Once shifted from home to hospital, she kept asking her sibling about her infant. The concern didn’t thaw even when the virus made her gasp for breath and shifted her back to home isolation. 

Silent tears at night, in longing for her child, would give her some moments of solace and rest. By the daybreak, however, the video-calling and distant pampering would often leave her in a shattered state of mind.

“And when she couldn’t take it anymore,” recalls Nusrat, Jasmin’s sister, “she wore a PPE-kit and took her cry baby in her arms. She cried the loudest at that point of time.”

Such captive motherhood chronicles surfaced soon after Kashmir witnessed its first Covid case last year. A ‘negative’ mother’s heroic act of playing her ‘positive’ kid’s “geared guardian” in Srinagar’s JLNM hospital last spring not only won hearts but also highlighted Kashmir’s inherent resilience of “fighting together” in crisis.  
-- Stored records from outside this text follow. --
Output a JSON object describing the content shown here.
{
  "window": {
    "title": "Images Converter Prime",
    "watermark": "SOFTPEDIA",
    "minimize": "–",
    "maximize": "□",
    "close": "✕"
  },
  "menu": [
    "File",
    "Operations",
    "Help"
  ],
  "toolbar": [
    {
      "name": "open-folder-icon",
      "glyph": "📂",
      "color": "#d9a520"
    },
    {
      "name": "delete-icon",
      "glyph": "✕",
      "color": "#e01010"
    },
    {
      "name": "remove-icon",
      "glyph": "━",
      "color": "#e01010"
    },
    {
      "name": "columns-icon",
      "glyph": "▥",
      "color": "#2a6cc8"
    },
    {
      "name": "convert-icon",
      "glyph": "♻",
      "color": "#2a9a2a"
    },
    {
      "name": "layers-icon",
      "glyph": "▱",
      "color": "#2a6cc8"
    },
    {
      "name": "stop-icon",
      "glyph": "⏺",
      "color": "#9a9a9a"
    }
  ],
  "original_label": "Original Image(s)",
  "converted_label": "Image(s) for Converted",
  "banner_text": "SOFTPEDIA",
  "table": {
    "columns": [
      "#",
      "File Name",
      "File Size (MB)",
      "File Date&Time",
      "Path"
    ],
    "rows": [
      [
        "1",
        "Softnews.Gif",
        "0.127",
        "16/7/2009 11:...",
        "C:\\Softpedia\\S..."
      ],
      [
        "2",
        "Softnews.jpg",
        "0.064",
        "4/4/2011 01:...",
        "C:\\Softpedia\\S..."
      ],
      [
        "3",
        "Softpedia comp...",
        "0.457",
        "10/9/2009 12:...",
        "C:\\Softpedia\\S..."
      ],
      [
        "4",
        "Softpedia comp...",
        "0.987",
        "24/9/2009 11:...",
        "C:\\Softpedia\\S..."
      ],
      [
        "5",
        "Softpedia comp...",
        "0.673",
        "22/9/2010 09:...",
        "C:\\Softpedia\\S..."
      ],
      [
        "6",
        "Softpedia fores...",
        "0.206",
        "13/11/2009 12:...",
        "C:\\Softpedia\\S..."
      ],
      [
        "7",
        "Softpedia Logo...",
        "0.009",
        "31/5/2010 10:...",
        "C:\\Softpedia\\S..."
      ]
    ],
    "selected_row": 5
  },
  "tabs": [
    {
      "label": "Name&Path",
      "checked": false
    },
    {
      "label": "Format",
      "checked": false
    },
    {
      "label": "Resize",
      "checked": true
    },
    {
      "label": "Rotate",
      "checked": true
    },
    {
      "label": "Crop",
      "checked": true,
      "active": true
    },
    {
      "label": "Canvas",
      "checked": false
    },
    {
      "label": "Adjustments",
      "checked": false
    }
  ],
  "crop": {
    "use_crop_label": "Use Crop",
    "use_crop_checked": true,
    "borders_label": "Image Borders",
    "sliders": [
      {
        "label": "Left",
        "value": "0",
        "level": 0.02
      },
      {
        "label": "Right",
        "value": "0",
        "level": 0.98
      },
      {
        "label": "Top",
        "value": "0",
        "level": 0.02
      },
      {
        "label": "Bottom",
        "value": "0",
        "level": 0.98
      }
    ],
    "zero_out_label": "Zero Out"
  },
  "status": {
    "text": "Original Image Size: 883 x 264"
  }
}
But playing the same role amid the Covid resurgence wasn’t possible for Mehnaz — whose month-old baby was taken away from her when symptoms appeared.

Inside her room, her inconsolable child’s cries made her restless for days. 

Devoid of breastfeeding, her baby would hardly make peace with a feeder. 

This unrelenting wailing for mother finally forced Mehnaz to come out of her room, with mask and gloves, and fed her baby. 

Meanwhile, inside Bandipora’s health centre, Naseem kept wondering, if she tests positive, would she be able to breastfeed her baby?

With a trembling heart that day, she lined up for the test and waited for the result. 

A young health worker in PPE kit curtly ended her mental agony: “You’re positive.” 

The outcome flooded her eyes and shuddered her body. 

And once done with crying, her parched throat pleaded the case of her child: “Will it impact my baby?”